When Deputy Wall observed the Bluedorns' car coming toward him with Deputies Wojnarek and Smith following, he pulled into the middle turn lane and then into the oncoming lane, hitting the front of the Bluedorns' car and effectively boxing them in between his vehicle in the front and Deputy Wojnarek's vehicle in the rear. Deputy Wall got out of his vehicle, drew his weapon, and pointed it at the Bluedorns' vehicle. Deputy Wojnarek also exited his vehicle, which was behind the Bluedorns', drew his weapon, and pointed it in the direction of the driver's side of the Bluedorns' car.

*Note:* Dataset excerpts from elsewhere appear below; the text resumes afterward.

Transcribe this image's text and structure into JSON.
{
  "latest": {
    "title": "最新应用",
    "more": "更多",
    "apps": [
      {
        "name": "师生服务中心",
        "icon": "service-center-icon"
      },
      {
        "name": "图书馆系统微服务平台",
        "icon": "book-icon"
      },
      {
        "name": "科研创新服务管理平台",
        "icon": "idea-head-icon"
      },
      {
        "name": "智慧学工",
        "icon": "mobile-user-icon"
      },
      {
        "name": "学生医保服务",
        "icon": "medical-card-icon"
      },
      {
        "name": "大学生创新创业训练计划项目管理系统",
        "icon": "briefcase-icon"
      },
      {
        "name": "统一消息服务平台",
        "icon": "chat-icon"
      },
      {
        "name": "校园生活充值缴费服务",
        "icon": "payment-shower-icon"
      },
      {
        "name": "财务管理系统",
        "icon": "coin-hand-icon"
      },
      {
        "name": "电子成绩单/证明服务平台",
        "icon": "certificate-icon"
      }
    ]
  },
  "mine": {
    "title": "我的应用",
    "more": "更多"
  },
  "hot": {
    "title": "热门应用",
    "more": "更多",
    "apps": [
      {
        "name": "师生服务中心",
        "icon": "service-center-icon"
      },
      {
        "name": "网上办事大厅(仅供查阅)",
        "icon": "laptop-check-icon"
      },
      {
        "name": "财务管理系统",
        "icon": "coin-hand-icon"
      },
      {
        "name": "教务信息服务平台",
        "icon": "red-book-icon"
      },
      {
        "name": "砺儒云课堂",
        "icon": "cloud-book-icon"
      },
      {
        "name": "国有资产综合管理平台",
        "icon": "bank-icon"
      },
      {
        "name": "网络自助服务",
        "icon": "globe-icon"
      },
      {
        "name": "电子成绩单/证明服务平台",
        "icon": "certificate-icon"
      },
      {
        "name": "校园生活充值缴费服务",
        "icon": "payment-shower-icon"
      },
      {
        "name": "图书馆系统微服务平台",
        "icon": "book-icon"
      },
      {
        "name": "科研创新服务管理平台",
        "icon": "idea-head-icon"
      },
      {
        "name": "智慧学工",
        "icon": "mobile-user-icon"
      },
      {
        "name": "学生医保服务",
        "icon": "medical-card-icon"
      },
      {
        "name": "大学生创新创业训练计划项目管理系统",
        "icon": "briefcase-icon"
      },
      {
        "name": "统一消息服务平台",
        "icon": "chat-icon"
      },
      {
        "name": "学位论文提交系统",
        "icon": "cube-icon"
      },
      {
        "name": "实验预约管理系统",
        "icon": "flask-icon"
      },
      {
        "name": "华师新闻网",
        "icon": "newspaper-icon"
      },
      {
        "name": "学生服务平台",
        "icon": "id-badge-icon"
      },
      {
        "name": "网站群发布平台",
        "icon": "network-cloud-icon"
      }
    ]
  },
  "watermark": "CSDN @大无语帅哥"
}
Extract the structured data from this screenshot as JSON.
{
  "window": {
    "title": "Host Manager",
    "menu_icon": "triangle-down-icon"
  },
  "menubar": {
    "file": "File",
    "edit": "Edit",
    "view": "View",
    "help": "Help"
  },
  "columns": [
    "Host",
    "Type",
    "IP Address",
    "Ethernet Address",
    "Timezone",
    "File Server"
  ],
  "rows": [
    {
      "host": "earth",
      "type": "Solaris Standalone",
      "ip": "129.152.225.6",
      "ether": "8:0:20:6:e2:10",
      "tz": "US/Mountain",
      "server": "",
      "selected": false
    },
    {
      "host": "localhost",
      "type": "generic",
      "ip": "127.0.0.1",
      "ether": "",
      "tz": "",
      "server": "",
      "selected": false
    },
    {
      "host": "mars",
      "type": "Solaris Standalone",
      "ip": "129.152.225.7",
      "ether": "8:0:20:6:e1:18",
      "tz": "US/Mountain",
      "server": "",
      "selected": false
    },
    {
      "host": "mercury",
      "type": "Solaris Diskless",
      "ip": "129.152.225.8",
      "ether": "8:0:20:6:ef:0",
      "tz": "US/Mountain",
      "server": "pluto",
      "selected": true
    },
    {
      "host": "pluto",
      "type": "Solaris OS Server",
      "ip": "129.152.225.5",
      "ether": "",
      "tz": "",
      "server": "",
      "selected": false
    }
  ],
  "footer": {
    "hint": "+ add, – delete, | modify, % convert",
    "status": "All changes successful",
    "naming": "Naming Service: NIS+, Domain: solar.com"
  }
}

According to the Bluedorns, Deputy Wall "rammed" their car, causing approximately $500 in damage. Although the defendants do not deny contact between Deputy Wall's vehicle and the Bluedorns' vehicle, they dispute the plaintiffs' characterization of the severity of the contact between the two vehicles, pointing out that none of the Bluedorns suffered any physical injury as a result of the contact and that the Bluedorns declined to have the damage repaired. (Docket No. 59 ¶ 10; Docket No. 61 at 5.)

The defendants deny that Deputy Wall pointed his weapon in the direction of the vehicle, but acknowledge that he pointed it at the Bluedorns, who were in the vehicle at the time, which seems like a distinction without a difference. (Docket No. 51 ¶ 38.)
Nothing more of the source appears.